17 Pe . Zion breydt hare handen uyt, daer en is geen trooster voor haer: de HEERE heeft van Iacob geboden, dat die rontom hem zijn, sijne tegenpartijders souden zijn: Ierusalem is als eene afgesonderde [vrouwe ] onder hen.
18 Tsade . De HEERE is rechtveerdigh, want ick ben sijnen monde wederspannigh geweest: hoort doch alle ghy volckeren, ende siet mijne smerte: mijne jonckvrouwen, ende mijne jongelingen zijn in de gevangenisse gegaen.
19 Koph . Ick riep tot mijne liefhebbers, [maer ] sy hebben my bedrogen: mijne Priesters, ende mijne Oudtste, hebben in de stadt den geest gegeven, als sy spijse voor sich sochten, op datse hare ziele mochten verquicken.
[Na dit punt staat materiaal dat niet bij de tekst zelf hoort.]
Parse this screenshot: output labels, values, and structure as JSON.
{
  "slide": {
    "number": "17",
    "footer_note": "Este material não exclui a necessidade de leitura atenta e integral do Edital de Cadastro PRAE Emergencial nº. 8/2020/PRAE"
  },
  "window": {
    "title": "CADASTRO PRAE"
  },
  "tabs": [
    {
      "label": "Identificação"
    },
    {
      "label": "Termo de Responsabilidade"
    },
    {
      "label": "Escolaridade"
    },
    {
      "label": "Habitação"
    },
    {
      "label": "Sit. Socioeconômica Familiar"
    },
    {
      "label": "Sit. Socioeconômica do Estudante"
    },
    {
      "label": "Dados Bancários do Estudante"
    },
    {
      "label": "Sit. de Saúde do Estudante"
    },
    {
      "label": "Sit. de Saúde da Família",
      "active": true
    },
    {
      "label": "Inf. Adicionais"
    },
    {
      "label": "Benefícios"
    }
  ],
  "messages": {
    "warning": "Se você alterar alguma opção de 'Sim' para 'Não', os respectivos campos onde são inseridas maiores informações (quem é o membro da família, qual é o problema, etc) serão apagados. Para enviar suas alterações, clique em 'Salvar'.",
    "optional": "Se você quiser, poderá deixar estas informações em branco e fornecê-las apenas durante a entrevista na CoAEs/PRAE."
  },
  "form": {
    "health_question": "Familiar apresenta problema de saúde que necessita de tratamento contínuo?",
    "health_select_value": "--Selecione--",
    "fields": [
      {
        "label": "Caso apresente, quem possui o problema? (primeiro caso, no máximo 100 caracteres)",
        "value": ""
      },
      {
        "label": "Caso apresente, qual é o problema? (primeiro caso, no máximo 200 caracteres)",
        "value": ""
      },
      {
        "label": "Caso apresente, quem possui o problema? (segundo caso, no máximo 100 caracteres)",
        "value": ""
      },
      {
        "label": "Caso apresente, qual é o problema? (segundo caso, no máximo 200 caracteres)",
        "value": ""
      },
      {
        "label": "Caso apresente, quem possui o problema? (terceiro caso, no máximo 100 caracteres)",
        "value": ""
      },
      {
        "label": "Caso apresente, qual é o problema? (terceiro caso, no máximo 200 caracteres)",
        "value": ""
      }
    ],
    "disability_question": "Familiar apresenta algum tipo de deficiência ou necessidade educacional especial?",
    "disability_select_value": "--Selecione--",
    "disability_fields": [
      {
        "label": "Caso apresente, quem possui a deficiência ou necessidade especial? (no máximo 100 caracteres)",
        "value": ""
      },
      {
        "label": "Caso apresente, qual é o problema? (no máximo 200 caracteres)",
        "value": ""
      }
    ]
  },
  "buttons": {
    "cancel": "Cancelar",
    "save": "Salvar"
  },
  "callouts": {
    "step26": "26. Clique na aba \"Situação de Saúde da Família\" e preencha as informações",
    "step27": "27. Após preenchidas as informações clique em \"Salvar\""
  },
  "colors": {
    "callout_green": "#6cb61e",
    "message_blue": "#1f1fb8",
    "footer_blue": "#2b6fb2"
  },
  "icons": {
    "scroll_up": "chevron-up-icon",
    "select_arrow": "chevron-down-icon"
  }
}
20 Resch . Aensiet HEERE, want my is bange: mijn ingewant is beroert, mijn herte heeft sich omgekeert in het binnenste van my, want ick ben seer wederspannigh geweest; van buyten heeft [my ] het sweert van kinderen berooft, van binnen is als de doot.
21 Schin . Sy hooren dat ick suchte, [maer ] ick en hebbe geenen trooster: alle mijne vyanden hooren mijn quaet, [ende ] sy zijn vrolick, dat ghy ’t gedaen hebt: [als ] ghy den dagh sult voort gebracht hebben, [dien ] ghy uytgeroepen hebt, soo sullen sy zijn gelijck ick ben.
22 Thau . Laet al haer quaet voor u aengesichte komen, ende doet hen gelijck als ghy my gedaen hebt van wegen alle mijne overtredingen: want mijne suchtingen zijn vele, ende mijn herte is mat.